Chiral Induction in Quinoline-Derived Oligoamide Foldamers:  Assignment of Helical Handedness and Role of Steric Effects

Chiral groups attached to the end of quinoline-derived oligoamide foldamers give rise to chiral helical induction in solution. Using various chiral groups, diastereomeric excesses ranging from 9% to 83% could be measured by NMR and circular dichroism. Despite these relatively weak values and the fact that diastereomeric helices coexist and interconvert in solution, the right-handed or left-handed helical sense favored by the terminal chiral group could be determined unambiguously using X-ray crystallography.

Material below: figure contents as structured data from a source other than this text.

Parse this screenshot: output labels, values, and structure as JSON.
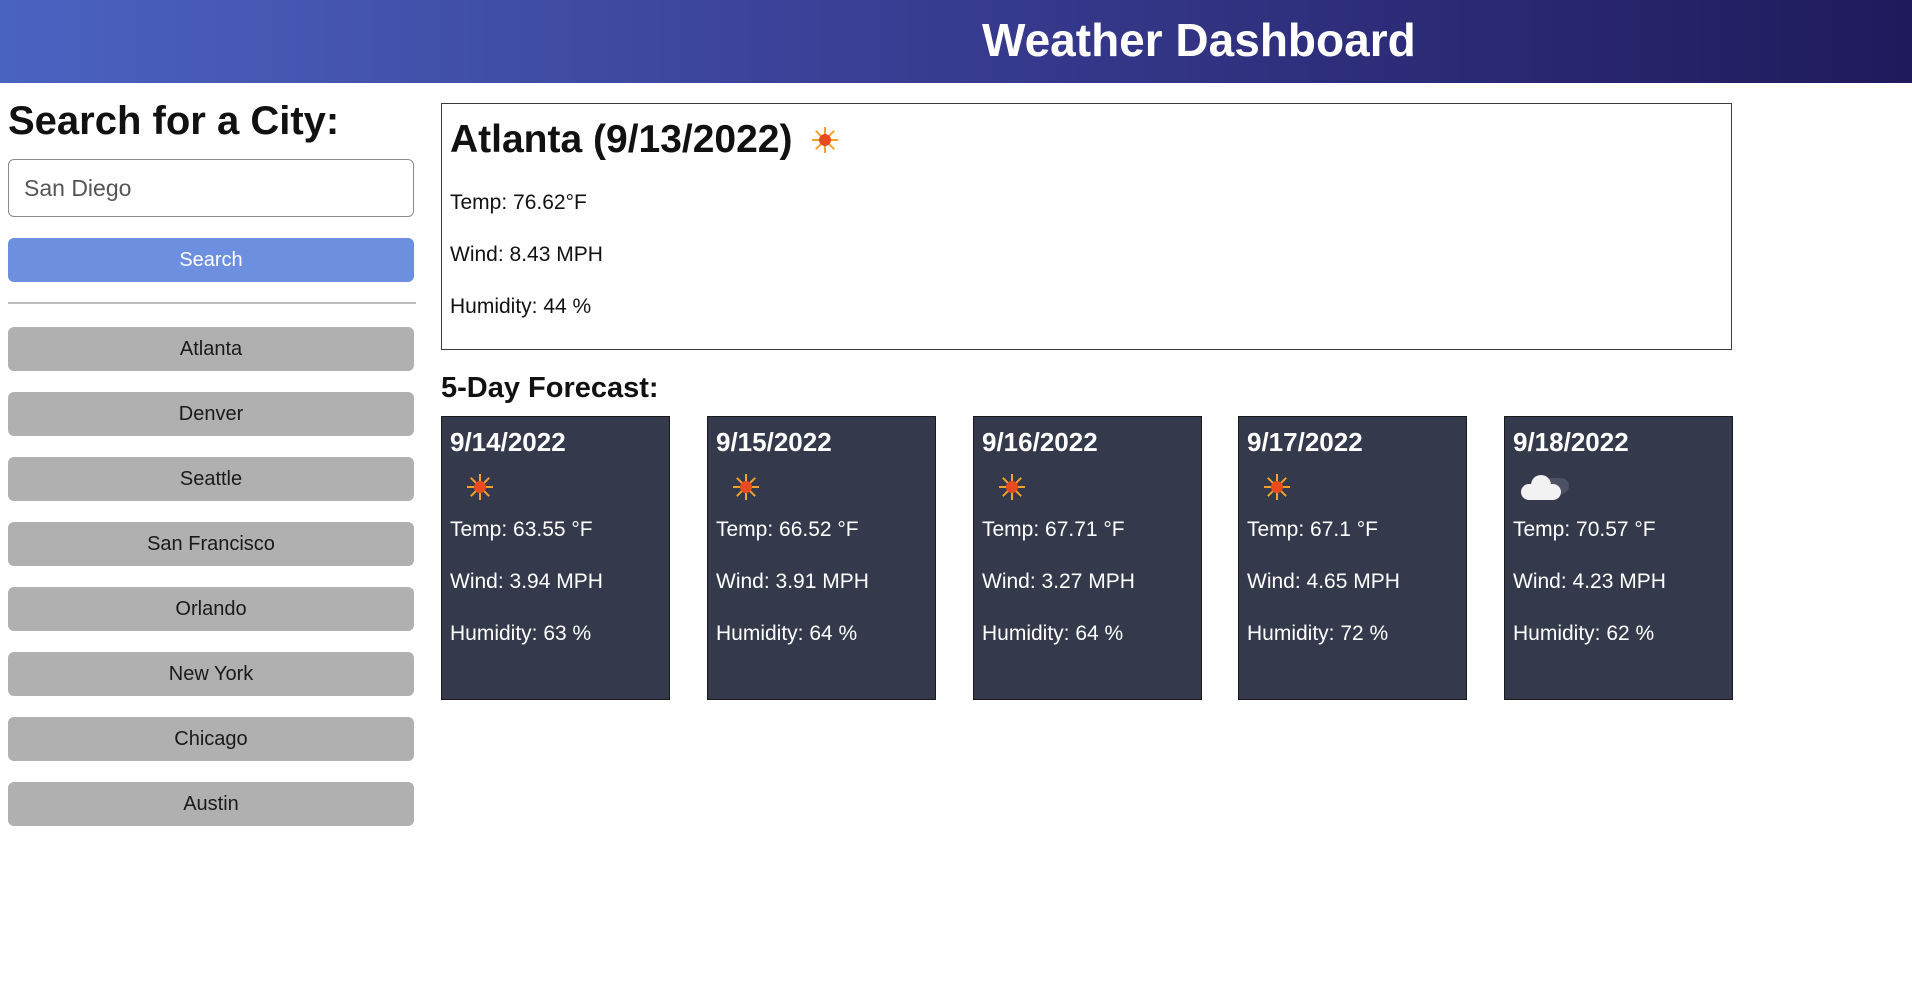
{
  "header": {
    "title": "Weather Dashboard"
  },
  "sidebar": {
    "title": "Search for a City:",
    "search_value": "San Diego",
    "search_button": "Search",
    "history": [
      "Atlanta",
      "Denver",
      "Seattle",
      "San Francisco",
      "Orlando",
      "New York",
      "Chicago",
      "Austin"
    ]
  },
  "current": {
    "title": "Atlanta (9/13/2022)",
    "icon": "sun-icon",
    "temp": "Temp: 76.62°F",
    "wind": "Wind: 8.43 MPH",
    "humidity": "Humidity: 44 %"
  },
  "forecast": {
    "title": "5-Day Forecast:",
    "days": [
      {
        "date": "9/14/2022",
        "icon": "sun-icon",
        "temp": "Temp: 63.55 °F",
        "wind": "Wind: 3.94 MPH",
        "humidity": "Humidity: 63 %"
      },
      {
        "date": "9/15/2022",
        "icon": "sun-icon",
        "temp": "Temp: 66.52 °F",
        "wind": "Wind: 3.91 MPH",
        "humidity": "Humidity: 64 %"
      },
      {
        "date": "9/16/2022",
        "icon": "sun-icon",
        "temp": "Temp: 67.71 °F",
        "wind": "Wind: 3.27 MPH",
        "humidity": "Humidity: 64 %"
      },
      {
        "date": "9/17/2022",
        "icon": "sun-icon",
        "temp": "Temp: 67.1 °F",
        "wind": "Wind: 4.65 MPH",
        "humidity": "Humidity: 72 %"
      },
      {
        "date": "9/18/2022",
        "icon": "cloud-icon",
        "temp": "Temp: 70.57 °F",
        "wind": "Wind: 4.23 MPH",
        "humidity": "Humidity: 62 %"
      }
    ]
  },
  "colors": {
    "header_start": "#4a63c0",
    "header_end": "#1f1a5c",
    "search_button": "#6d8fdf",
    "history_button": "#b0b0b0",
    "forecast_card": "#343a4c"
  }
}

Assignment of chiral induction was performed in an original way using the strong tendency of racemates to cocrystallize, and taking advantage of slow helix inversion rates, which allowed one to establish that the stereomers observed in the crystals do correspond to the major stereomers in solution. The sense of chiral helical induction was rationalized on the basis of sterics. Upon assigning an R^s or S^s chirality to the stereogenic center using a nomenclature where the four substituents are ranked according to decreasing sizes, it is observed that R^s chirality always favors left-handed helicity and S^s chirality favors right-handed helicity (P). X-ray structures shed some light on the role of sterics in the mechanism of chiral induction. The preferred conformation at the stereocenter is apparently one where the bulkiest group should preferentially point away from the helix, the second largest group should be aligned with the helix backbone, and the smallest should point to the helix.